Matrice de l'oeuvre future, ses carnets de guerre ont été trouvés dans les archives russes par l'historien britannique Antony Beevor et Luba Vinogradova, qui les ont choisis et annotés pour les remettre dans leur contexte (...). Ce sont des notes éparses et des brouillons dont certains passages auraient pu valoir de sérieux ennuis à leur auteur, notamment pendant les premiers mois de l'offensive allemande où il raconte la débâcle.
La parution des Carnets de guerre de Vassili Grossman permet de décrypter l'oeuvre du grand écrivain russe... /... le plus éprouvant, dans ces Carnets de guerre, où les commentaires de l'historien britannique Antony Beevor éclairent systématiquement les citations de Grossman au point de composer une sorte de narration illustrée, c'est l'article intitulé «L'enfer de Treblinka» - un texte qui sera cité devant le tribunal de Nuremberg. En 1944, Grossman accompagna les forces soviétiques qui libérèrent ce camp d'extermination où environ 800 000 personnes avaient péri en treize mois. Il recrée leur martyre, après avoir interrogé quelques survivants, avec une puissance qui terrifie. «Le devoir de l'écrivain est de rapporter l'horrible vérité, le devoir civique du lecteur est d'en prendre connaissance», écrit Grossman. Un credo exemplaire.
LE BAPTÊME DU FEU Août 1941
L'invasion de l'Union soviétique par Hider commença aux premières heures du jour le 22 juin 1941. Staline, qui refusait de croire qu'on pouvait s'être joué de lui, n'avait pas tenu compte de plus de quatre-vingts avertissements. Même si le dictateur soviétique ne s'effondra que plus tard, il fut tellement affecté en apprenant la vérité que l'annonce sur les ondes en milieu de journée fut faite par son ministre des Affaires étrangères, Viatcheslav Molotov, d'une voix blanche. Le peuple d'Union soviétique se montra bien plus fort que ses dirigeants.
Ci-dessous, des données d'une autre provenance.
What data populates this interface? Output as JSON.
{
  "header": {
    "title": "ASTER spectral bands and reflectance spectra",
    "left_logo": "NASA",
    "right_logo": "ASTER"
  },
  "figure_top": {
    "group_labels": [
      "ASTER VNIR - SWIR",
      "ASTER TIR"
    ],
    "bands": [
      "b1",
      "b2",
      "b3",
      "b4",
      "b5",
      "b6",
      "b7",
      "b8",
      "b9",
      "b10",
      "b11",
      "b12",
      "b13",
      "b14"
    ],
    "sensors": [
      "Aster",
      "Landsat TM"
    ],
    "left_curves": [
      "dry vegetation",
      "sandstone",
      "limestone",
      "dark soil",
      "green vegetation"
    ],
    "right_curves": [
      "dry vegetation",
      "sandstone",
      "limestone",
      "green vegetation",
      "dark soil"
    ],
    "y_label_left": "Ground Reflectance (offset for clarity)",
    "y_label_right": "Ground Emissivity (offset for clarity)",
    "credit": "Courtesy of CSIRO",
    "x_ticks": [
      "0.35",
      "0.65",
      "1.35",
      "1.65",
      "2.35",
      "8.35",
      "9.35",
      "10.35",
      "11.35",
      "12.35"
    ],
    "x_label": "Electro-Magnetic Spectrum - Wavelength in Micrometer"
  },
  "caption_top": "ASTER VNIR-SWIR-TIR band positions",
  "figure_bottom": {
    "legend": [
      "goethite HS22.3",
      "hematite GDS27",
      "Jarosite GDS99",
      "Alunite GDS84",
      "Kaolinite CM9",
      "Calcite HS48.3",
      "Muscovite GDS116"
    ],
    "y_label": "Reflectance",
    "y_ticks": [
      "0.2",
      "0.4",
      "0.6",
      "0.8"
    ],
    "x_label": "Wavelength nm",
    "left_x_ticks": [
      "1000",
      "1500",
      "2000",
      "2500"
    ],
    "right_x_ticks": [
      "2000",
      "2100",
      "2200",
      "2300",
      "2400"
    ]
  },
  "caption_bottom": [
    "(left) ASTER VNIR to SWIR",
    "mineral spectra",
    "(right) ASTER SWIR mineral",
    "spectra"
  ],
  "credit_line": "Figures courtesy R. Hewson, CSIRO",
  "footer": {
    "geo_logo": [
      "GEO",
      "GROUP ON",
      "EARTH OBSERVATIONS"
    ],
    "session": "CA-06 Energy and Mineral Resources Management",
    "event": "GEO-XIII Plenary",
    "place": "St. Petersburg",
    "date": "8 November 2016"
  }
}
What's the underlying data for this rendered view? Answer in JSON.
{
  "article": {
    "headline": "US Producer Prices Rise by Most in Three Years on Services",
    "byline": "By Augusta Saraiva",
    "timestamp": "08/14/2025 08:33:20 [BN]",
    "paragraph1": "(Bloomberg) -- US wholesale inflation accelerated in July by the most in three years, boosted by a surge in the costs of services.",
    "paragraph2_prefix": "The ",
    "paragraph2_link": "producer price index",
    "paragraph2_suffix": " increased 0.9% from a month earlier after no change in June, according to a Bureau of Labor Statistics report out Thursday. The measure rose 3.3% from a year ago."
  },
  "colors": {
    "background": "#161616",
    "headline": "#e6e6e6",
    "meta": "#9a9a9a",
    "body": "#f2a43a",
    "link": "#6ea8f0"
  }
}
Il y eut des files d'attente pour se porter volontaire au front.
Vassili Grossman, qui portait des lunettes, était trop gros, marchait penché et s'aidait d'une canne, fut très abattu quand le bureau de recrutement le décréta inapte. Cela n'aurait pourtant pas dû l'étonner, compte tenu de sa piètre condition physique. Grossman n'avait guère que trente-cinq ans, pourtant les filles de l'appartement d'à côté l'appelaient «tonton».
Durant les quelques semaines qui suivirent, il essaya de trouver un emploi quelconque qui fût en relation avec la guerre. Dans le même temps, les autorités soviétiques donnaient peu d'informations précises sur ce qui se passait au front. Rien n'était dit des forces allemandes, fortes de plus de trois millions d'hommes, qui fractionnaient l'Armée rouge par des attaques armées, puis faisaient des centaines de milliers de prisonniers en les encerclant. Seuls les noms des villes mentionnés dans les bulletins officiels trahissaient la rapidité de l'avancée de l'ennemi.
Grossman avait renoncé à presser sa mère d'abandonner la ville de Berditchev en Ukraine. Sa deuxième femme, Olga Mikhaïlovna Gouber, l'avait convaincu qu'il n'y avait pas suffisamment de place pour elle chez eux. Le 7 juillet, avant que Grossman n'ait pris pleinement conscience de ce qui se passait, la 6e armée allemande s'était emparée de Berditchev.